It’s been a long week, and I’ve felt kicked in the gut most days. While demonstrations alone won’t change anything, they are part of the tool box. So I’ve chosen several out of the multiple possibilities in Portland, OR.
It started with the rally against Fascism on inauguration day.
I didn’t stay for the whole because I also wanted to go to the Ford Gallery’s opening of “Divided We Stand,” artists’ reactions to the election. I didn’t take any photos there because I wasn’t sure of copyright restrictions.
Then Saturday was a two march day. First the Jobs with Justice rally. Though it supported immigrants, workers and single-payer healthcare, I photographed different signs.
That rally preceded the women’s march and marched as a group to join up with the women.
Newspapers are reporting the attendance at Portland’s Women’s March was around 100,000. I met my friends about two blocks from the stage. There were so many people that it seemed useless to try to get closer.
Only the news-helicopter video shows the size of the crowd. People moved too quickly for me to get detailed photos of their signs, though some were witty. This was on the main route after I’d been on two overflow streets.Yes, it was raining. That didn’t feel so bad after I read of the people above the Arctic Circle out where the temp was -51.
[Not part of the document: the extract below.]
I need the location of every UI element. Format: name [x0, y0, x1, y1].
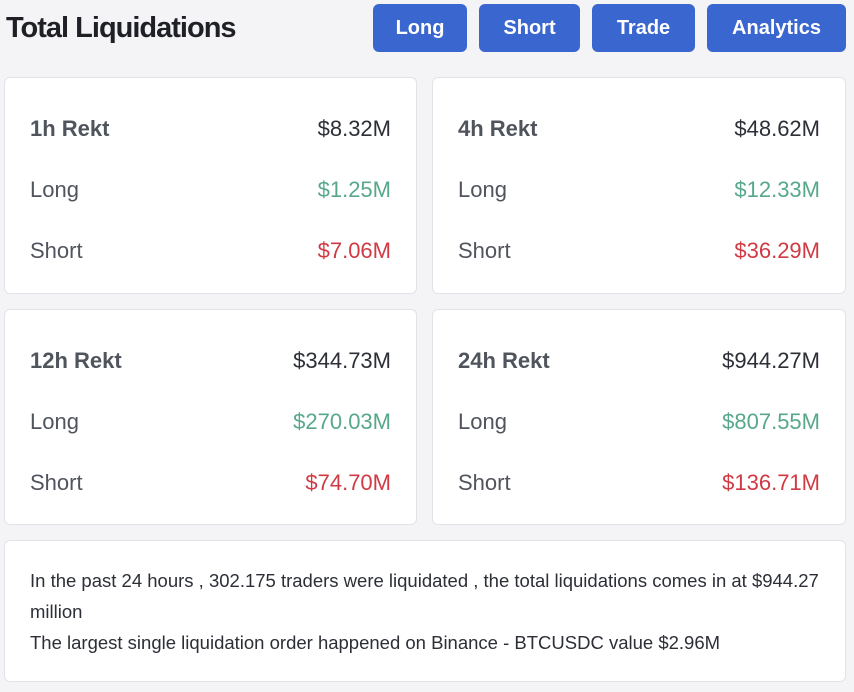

Then Friday began the next round when Credo orchestrated a rally against Betsy DeVos for Secretary of Education. Senator Jeff Merkley, one speaker, was going to deliver Credo’s 1.4 million signatures in opposition to her confirmation. He graded her performance at the hearing as F on all points, including oblivion to the Students with Disabilities Act. To highlight that one, a graduate special-needs student spoke of the importance of schooling with her peers. Other objections included DeVos’ dependence on private schools without oversight in Michigan to the detriment of quality. Maybe you can read others on the poster.
Saturday followed. I selected two from the available options. First was the March for Justice and Equality.
People have a way of ruining a photo’s composition. The obliterated phrase to replace “again” is “for once.” My friend and I marched till the group got about a block ahead of us, then we took a street car to the Stand with Standing Rock event.
This was led by Native elders. One speaker, Grandma Addie, wrapped in the green and brown blanket–last photo, reminded us of all the points in our lives marked by water and had us chanting, Water is the First Medicine. She asked us to thank water every time we saw it as in crossing a river or used it as in the shower. She and another elder speaking were in their 90s. She mentioned there being five living generations of her family. Several speakers reminded us that decisions should be made to benefit ourselves and seven generations.
Several spoke via phone, including an onsite report from Digital Smoke Signalsand Winona LaDuke. Songs and drumming alternated with speeches. There was also a round dance. People formed two circles and greeted everyone as they moved in opposite directions.